After pushing your final changes to github, you will complete your submission by filling out the A1 Survey quiz on Canvas. At a minimum, you need to provide an estimate of the number of hours you worked on this assignment and report any collaborators or external resources you used. You can also let me know how the assignment went in the open-ended question. The number of hours and any other comments will not affect your grade, but your assignment will not be considered submitted until you submit the survey. If the survey is not filled out by the deadline, we will assume that you are planning to submit late and will not grade your submission.

Game Plan

Start small, test incrementally, and git commit often. Please keep track of the number of hours you spend on this assignment so you can report it in the A1 Survey.

Here’s a suggested timeline for completing this project on a low-stress schedule.

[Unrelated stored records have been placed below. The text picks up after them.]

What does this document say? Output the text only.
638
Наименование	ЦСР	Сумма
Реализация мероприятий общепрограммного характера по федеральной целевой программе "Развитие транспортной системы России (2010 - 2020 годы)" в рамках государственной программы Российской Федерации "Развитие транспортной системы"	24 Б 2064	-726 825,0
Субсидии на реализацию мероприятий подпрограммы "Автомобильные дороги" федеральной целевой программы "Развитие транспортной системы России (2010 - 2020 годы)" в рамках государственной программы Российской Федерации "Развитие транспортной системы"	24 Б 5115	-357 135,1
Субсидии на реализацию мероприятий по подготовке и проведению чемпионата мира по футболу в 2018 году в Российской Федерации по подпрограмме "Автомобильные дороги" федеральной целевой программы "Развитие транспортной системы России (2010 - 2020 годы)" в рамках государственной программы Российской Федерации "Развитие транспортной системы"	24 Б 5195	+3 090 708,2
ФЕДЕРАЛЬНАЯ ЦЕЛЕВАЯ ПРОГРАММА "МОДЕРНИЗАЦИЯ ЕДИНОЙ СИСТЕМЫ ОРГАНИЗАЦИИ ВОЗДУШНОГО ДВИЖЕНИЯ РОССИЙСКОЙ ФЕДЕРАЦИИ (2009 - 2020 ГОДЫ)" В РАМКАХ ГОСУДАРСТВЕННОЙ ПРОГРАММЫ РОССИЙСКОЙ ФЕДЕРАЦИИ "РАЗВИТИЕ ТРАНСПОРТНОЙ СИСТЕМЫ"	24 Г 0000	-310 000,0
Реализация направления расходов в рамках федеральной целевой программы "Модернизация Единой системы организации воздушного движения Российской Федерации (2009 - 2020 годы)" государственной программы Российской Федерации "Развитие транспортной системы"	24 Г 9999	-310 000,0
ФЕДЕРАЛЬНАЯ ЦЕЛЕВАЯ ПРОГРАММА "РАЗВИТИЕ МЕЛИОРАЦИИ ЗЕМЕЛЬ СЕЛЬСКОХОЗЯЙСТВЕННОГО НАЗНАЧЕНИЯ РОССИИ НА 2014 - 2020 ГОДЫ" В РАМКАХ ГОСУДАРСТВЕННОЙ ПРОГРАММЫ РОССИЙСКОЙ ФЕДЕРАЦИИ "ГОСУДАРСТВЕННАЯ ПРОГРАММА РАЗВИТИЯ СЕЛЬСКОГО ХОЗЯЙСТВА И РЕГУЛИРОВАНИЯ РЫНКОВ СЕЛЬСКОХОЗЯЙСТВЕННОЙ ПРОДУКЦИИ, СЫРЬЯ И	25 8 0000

By 4/7: Implement insertion sort.
By 4/9: In SortsDriver, implement and test random array generation. Prompt the user for array size and which sort, and add functionality to print the array before and after sorting. You can implement the i option, or simply hard-code the driver to perform insertion sort for now and implement the options later when the rest of the sorts are completed. This much functionality will allow you to interactively test your insertionSort implementation using the SortsDriver program.
By 4/12: If you haven’t finished in lab, complete your implementation of the test helper methods and make sure insertion sort and your test helper methods are bug-free.
By 4/14: Implement the merge helper method (you should pass tests 10–11) and mergeSort (should pass tests 12–14).
By 4/16: Implement the partition helper method (you should pass tests 20–22) and quickSort (should pass tests 23–24).
By 4/18: Implement radixSort; for starters, assume that all numbers are positive and the maximum number of digits is known. At this point your code should pass tests 30–32. Next, generalize your code to handle any number of digits and negative numbers so that your code passes tests 33–34.
By 4/20: Finish the SortsDriver functionality: implement the individual sort options (i, m, q, r), then implement the all option. Try to avoid copy/pasting code you’ve already written—instead, factor useful pieces into private methods that you can call more than once.
By 4/21: complete any extra credit enhancements you plan to do in an enhancements branch in your repository. Commit all new changes to this branch and don’t merge it into the main branch. Include a description and analysis of each enhancement in your writeup and add it to your repository’s root directory as writeup.pdf.
By 4/21: Run the tests one last time and read through the rubric to make sure you’ve finished everything. Read through the code clarity section to be sure you won’t lose style points; see the syllabus for more details on coding style.
By 10pm on 4/21: Fill out the A1 Survey to complete your submission.

How and What to Submit

To submit the assignment, push your final changes to GitHub (git push origin main or just git push) before the deadline, then complete the A1 Survey on Canvas. Don’t forget that committing changes does not automatically push them to GitHub! If you’re submitting a writeup, include it in the root directory of your git repository as writeup.pdf.

Rubric

For the coding portion of each assignment, you earn points for the correctness and efficiency of your program. Points can be deducted for errors in commenting, style, clarity, etc. A1 is out of a total of 50 points.

Submission

(1 pt) Code is pushed to github and A1 Survey is submitted with the number of hours worked

Code: Correctness

(30 pts) Sorting algorithms and helper methods are implemented correctly as determined by unit tests (1.5 points per test)
(3 pts) Correct loop invariants are given for the loops in insertionSort, merge, and partition.
(2 pts) Program prompts user for number of integers desired, relies on random number generator to populate the array, and prompts for type of sort to run (m, i, q, r, and a).
(2 pts) Each invocation of a sort correctly tallies the count of comparisons made.
(2 pts) When the a option is specified, all four sorts are invoked, with the same input array values.
(2 pts) If \(n\le20\), pre-sorted and sorted array(s) are printed; otherwise, the arrays are not printed.

Code : Efficiency

(2 pts) Mergesort runs in \(O(n \log n)\)
(2 pts) QuickSort runs in \(O(n \log n)\) in the expected case
(2 pts) Insertion sort runs in-place, and runs \(O(n^2)\).
(2 pts) Radix sort runs in \(O(dn)\), where \(d\) is the maximum number of digits among inputs and \(n\) is the size of the input array.

Clarity deductions (up to 2 points each)

Include author, date and purpose in a comment comment at the top of each file you write any code in
Methods you introduce should be accompanied by a precise specification
Non-obvious code sections should be explained in comments
Indentation should be consistent
Method should be written as concisely and clearly as possible
Methods should not be too long - use private helper methods
Code should not be cryptic and terse
Variable and function names should be informative